If there is any one city right now where it seems the future of architecture and planning is being fought out, it is Shanghai, China. Shanghai has historically been the geographical site of the allegorical East versus West culture clash, and nowhere is that more apparent than along the Huangpu River of Shanghai. On the east bank of the Huangpu is the world famous Bund, a riverfront collection of western colonial-era brownstones, home to various world banks, designer boutiques and world-class restaurants. But opposite the Bund is the new Pudong district, maybe the fastest growing, most attention hungry district in the world. Here, the pace of building is break-neck; there is no greater collection of construction cranes save Dubai. And just several blocks west of the Bund lies the French Concession, a hip, trendy, expatriate-filled district of Shanghai whose name speaks exactly to the history of the area; it was once designated for the French and is filled with French colonial architecture and the tree-lined shady boulevards taken from the planners of Paris.

Shanghai, partly for geographical, historical, and political reasons, is for all intensive purposes where East meets West. And China, with a conservative economic growth rate expected at 8-10% annually until 2020, has all eyes on it. Rem Koolhaas famously wrote about his choosing to work on a competition in China over the World Trade Center, saying:

In early 2002, my office received two invitations: one to propose a design for Ground Zero, the other to propose a design for the headquarters of China Central Television in Beijing. We discussed the choice over Chinese food. The life of the architect is so fraught with uncertainty and dilemmas that any clarification of the future is disproportionately welcome. My fortune cookie that night read: STUNNINGLY OMNIPRESENT MASTERS MAKE MINCED MEAT OF MEMORY. We chose China.

And thus part of the architectural attraction to China is the lure of the possible. Nowhere else in the world is the government/economy willing to build so quickly over ground razed so recently.

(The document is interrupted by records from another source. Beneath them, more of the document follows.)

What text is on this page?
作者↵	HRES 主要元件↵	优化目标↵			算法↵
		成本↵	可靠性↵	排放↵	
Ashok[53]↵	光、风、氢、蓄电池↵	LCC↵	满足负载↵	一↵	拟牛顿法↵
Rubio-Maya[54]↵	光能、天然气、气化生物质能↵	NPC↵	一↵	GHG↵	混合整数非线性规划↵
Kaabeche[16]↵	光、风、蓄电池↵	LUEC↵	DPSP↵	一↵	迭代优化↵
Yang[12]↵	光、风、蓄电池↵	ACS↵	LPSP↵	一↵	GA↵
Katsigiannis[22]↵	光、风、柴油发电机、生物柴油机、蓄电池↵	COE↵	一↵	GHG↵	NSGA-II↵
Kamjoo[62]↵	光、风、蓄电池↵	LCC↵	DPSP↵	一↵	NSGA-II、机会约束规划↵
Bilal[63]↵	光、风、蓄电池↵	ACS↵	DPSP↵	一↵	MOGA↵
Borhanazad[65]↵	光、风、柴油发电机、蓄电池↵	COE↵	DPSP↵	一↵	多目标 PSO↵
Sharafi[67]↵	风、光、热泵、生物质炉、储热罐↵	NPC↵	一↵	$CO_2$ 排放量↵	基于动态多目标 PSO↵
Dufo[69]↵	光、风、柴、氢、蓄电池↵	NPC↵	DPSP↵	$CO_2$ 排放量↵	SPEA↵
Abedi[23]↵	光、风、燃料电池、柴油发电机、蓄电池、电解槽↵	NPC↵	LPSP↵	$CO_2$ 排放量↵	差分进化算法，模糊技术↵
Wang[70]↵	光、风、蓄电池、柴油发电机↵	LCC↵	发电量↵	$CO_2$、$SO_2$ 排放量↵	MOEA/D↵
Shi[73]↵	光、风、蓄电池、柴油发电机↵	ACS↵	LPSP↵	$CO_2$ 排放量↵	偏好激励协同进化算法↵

Planners are able to experiment with designs on a scale that would be political suicide anywhere else; it is a dissent-free, totalitarian system unseen since pre-revolution France that would make George W. Bush weep with joy and makes experimental planned communities like Xintiandi and Dongtan Eco City possible.

And so Shanghai, being one of the first Chinese cities open to Western influence, but with its own distinctly non-western political and cultural heritages, is truly the site where East will meet West will meet the future.